Economic Update

Published 15 Jun 2012

A recent announcement that plans to raise the capital requirement for insurance companies could be delayed beyond 2016 could give local and international insurers more time to focus on growth areas such as microinsurance and bancassurance.

In May, officials from the Insurance Commission (IC), the industry regulator, told local media that the increase in capital required from P175m ($3.99m) to P1bn ($22.79m) could be deferred. It added, however, that the move will ultimately prove crucial in increasing the insurance industry’s competitiveness as the country prepares for ASEAN integration into an “economic community” by 2015.

In early 2012, the Philippine Life Insurance Association (PLIA) stated that the proposed hike could lead to the closure of “about half” of the 84 non-life insurance firms currently operating in the country, prompting the PLIA to urge the government to seek a compromise that was in the industry’s best interests.

While speaking with BusinessWorld Online on May 16, Emmanuel Dooc, the IC commissioner, said that the IC will offer a number of incentives for insurance firms that comply with the higher standard.

Although the level was to be raised gradually, critics have said the industry is not stable enough to manage such a significant increase and that only multinationals will benefit from the increase in capital. Indeed, international insurers are benefitting from growth in the country, with UK-based Prudential’s Philippine unit reporting a 33% increase in gross premium income in 2011 to P10.4bn ($236.98m) from P7.8bn (177.74m) in 2010.

Data from the PLIA showed that the life insurance industry as a whole grew by 21% in 2011 in terms of premiums, which reached P85.8bn ($1.96bn) from P70.7bn ($1.61bn) in 2010. The life insurance segment is expected to grow at least 16% in 2012, breaking the P100bn ($2.28bn) threshold in new premium income by the end of 2012.

One area seeing particular expansion is microinsurance, with 3.5m policies sold in 2011 and 5m expected to be sold this year. In the Philippines, microinsurance products involve premium payments as low as P1 ($0.02) to P19 ($0.43) per day, with benefits as high as P190,000 ($4329) per policy. In May, Philippine Prudential revealed it had sold a total of P26.73m ($609,088) in microinsurance premiums in 2011, an increase of 186.16% over 2010.

The microinsurance segment is growing in importance as a contributor to the industry’s penetration rates, which in 2011 hit just 16%, far behind regional rivals Indonesia, Thailand, Malaysia and Singapore. Indeed, critics have called for Manila to do more to encourage the sector, such as linking the provision of micro-policies to corporate social responsibility initiatives, tax breaks and other fiscal incentives.

Meanwhile, domestic firms are seeing growth in other policy areas, with PhilPlans First (PPF) reporting a 27%% increase in first payments (FPs) – the initial payments for the five-year payment period for pre-need products, which include pension, memorial/life and education products – in the first four months of 2012. PPF said its FPs grew to P257m ($5.86m), some 37.5% higher than the P186.9m ($4.26m) it saw in 2010.

Prospects for growth are also boosted by remittance payments from the estimated 12m Filipino overseas workers and high liquidity in the country’s financial system boosted by its surging business process outsourcing industry.
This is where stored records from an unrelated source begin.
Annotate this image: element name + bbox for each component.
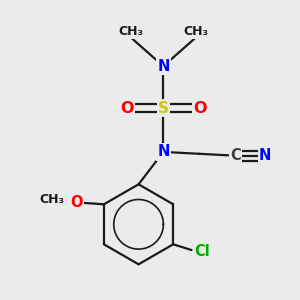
Text: N: N — [157, 59, 170, 74]
Text: N: N — [259, 148, 271, 163]
Text: O: O — [70, 195, 83, 210]
Text: CH₃: CH₃ — [39, 193, 64, 206]
Text: Cl: Cl — [194, 244, 210, 260]
Text: C: C — [230, 148, 241, 163]
Text: CH₃: CH₃ — [183, 26, 208, 38]
Text: O: O — [120, 100, 134, 116]
Text: CH₃: CH₃ — [118, 26, 143, 38]
Text: S: S — [158, 100, 169, 116]
Text: O: O — [193, 100, 206, 116]
Text: N: N — [157, 144, 170, 159]
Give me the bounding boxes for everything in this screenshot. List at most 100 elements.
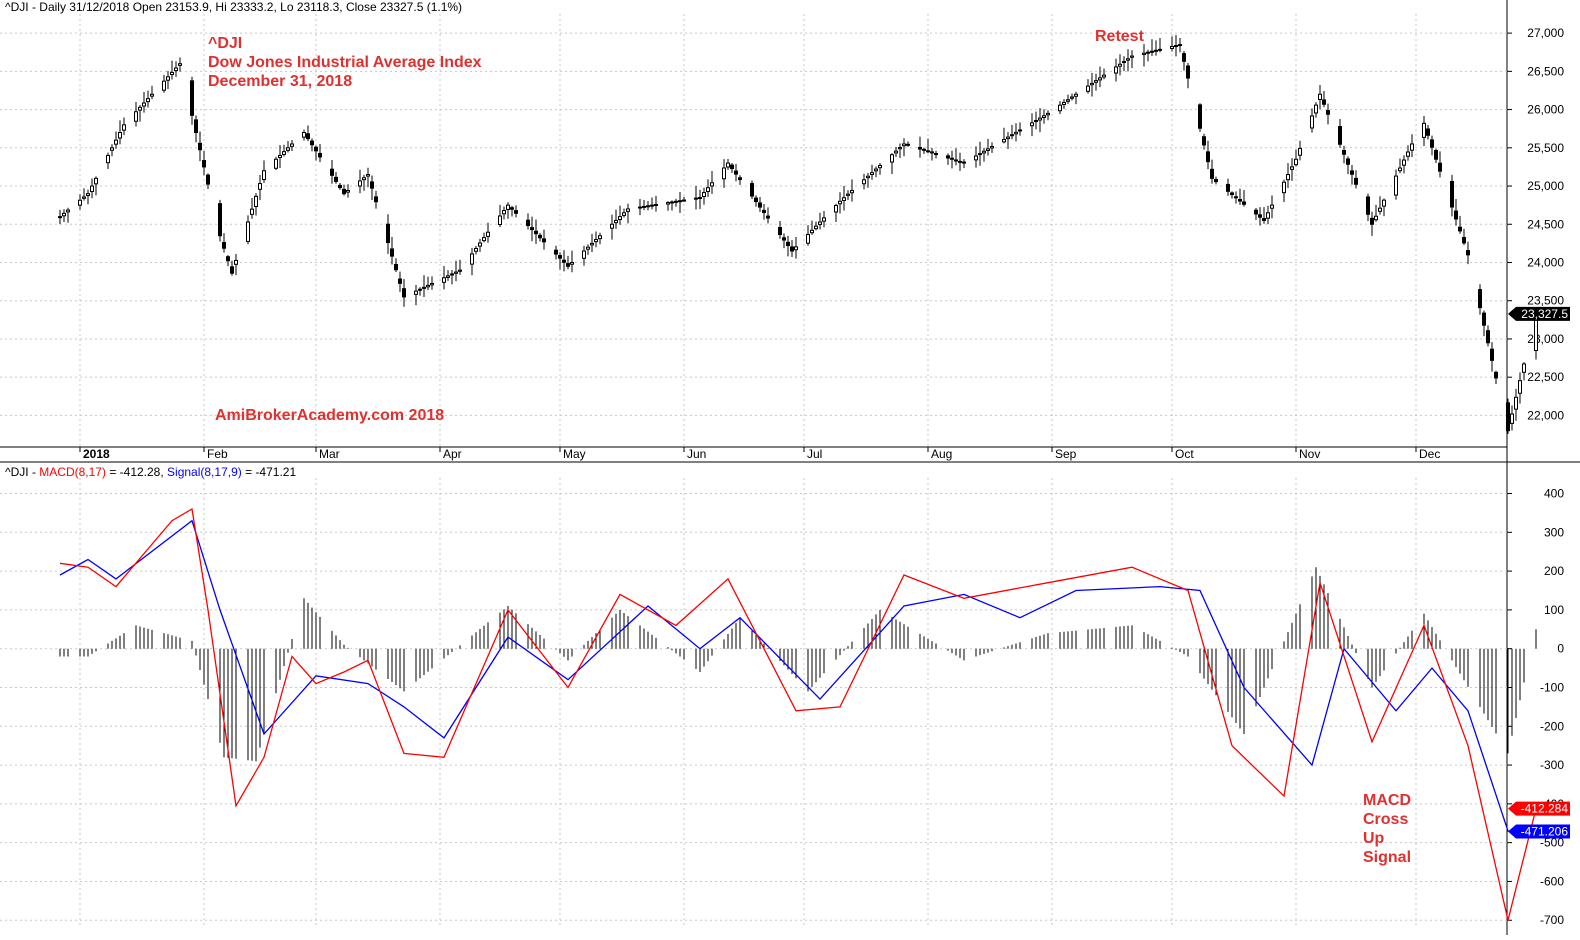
candles [58,34,1538,434]
candle-body [526,219,530,227]
candle-body [390,248,394,257]
candle-body [894,150,898,154]
candle-body [1410,143,1414,151]
candle-body [482,237,486,242]
candle-body [1210,168,1214,179]
candle-body [750,183,754,197]
candle-body [1374,215,1378,221]
candle-body [922,148,926,151]
candle-body [506,204,510,210]
candle-body [1282,181,1286,194]
candle-body [1202,136,1206,146]
month-label: Jun [687,447,706,461]
candle-body [1478,289,1482,309]
candle-body [566,263,570,267]
candle-body [958,160,962,163]
candle-body [110,147,114,151]
candle-body [766,215,770,219]
month-label: Feb [207,447,228,461]
candle-body [698,197,702,200]
candle-body [1258,214,1262,218]
candle-body [58,216,62,219]
candle-body [318,152,322,158]
candle-body [1238,199,1242,202]
candle-body [1002,138,1006,143]
candle-body [682,199,686,202]
candle-body [862,179,866,185]
candle-body [202,160,206,168]
candle-body [414,290,418,295]
candle-body [846,193,850,196]
candle-body [78,199,82,206]
candle-body [82,196,86,199]
candle-body [1130,55,1134,58]
candle-body [1118,63,1122,67]
candle-body [346,189,350,193]
watermark-annotation: AmiBrokerAcademy.com 2018 [215,407,445,424]
candle-body [250,208,254,215]
candle-body [890,154,894,163]
candle-body [178,63,182,66]
candle-body [734,170,738,175]
candle-body [366,174,370,177]
candle-body [1494,371,1498,379]
candle-body [486,231,490,237]
candle-body [610,223,614,229]
candle-body [842,197,846,201]
candle-body [1490,348,1494,361]
candle-body [974,155,978,161]
candle-body [458,269,462,272]
macd-note-line1: MACD [1363,792,1411,809]
candle-body [1146,51,1150,54]
candle-body [514,210,518,214]
candle-body [706,187,710,192]
candle-body [1114,66,1118,74]
candle-body [362,177,366,181]
candle-body [902,143,906,147]
candle-body [386,223,390,244]
candle-body [1326,110,1330,115]
candle-body [738,177,742,181]
signal-value-marker [1508,824,1570,839]
candle-body [370,181,374,189]
candle-body [1270,204,1274,209]
candle-body [1034,119,1038,123]
candle-body [1030,122,1034,127]
candle-body [146,98,150,103]
candle-body [1230,192,1234,196]
candle-body [822,217,826,222]
candle-body [162,80,166,91]
candle-body [990,146,994,149]
candle-body [142,102,146,107]
candle-body [878,164,882,169]
candle-body [170,71,174,76]
candle-body [558,255,562,259]
macd-header-macd-value: = -412.28, [105,465,168,479]
candle-body [790,246,794,252]
candle-body [710,182,714,187]
candle-body [230,266,234,274]
candle-body [834,204,838,213]
candle-body [670,201,674,204]
candle-body [1062,101,1066,105]
candle-body [286,147,290,151]
candle-body [1154,49,1158,52]
candle-body [1094,80,1098,83]
candle-body [782,237,786,241]
candle-body [246,221,250,242]
candle-body [794,246,798,251]
candle-body [562,259,566,263]
candle-body [1402,159,1406,166]
candle-body [946,155,950,159]
candle-body [898,147,902,150]
candle-body [122,124,126,131]
candle-body [594,239,598,243]
candle-body [1430,139,1434,148]
candle-body [1462,237,1466,244]
candle-body [114,139,118,145]
macd-value-marker [1508,801,1570,816]
candle-body [1370,217,1374,225]
candle-body [582,250,586,259]
candle-body [454,271,458,274]
candle-body [1338,126,1342,145]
A key sector that is expected to emerge is bancassurance, or the sale of insurance products through bank branches. A number of banks reported bancassurance-related growth in 2011, with Philam Life reporting that its partnership with the Bank of the Philippine Islands (BPI), jointly known as BPI-PhilAm, posted growth of 13%. Some two-thirds of first-year premiums were sold through bancassurance in 2010, according to the PLIA.

However, officials from Philippine Prudential have said that lifting a rule where banks must hold 5% equity in an insurance firm and relaxing other bancassurance requirements will make insurance products more accessible to the public, a move that would likely be welcomed by Filipinos at home and abroad.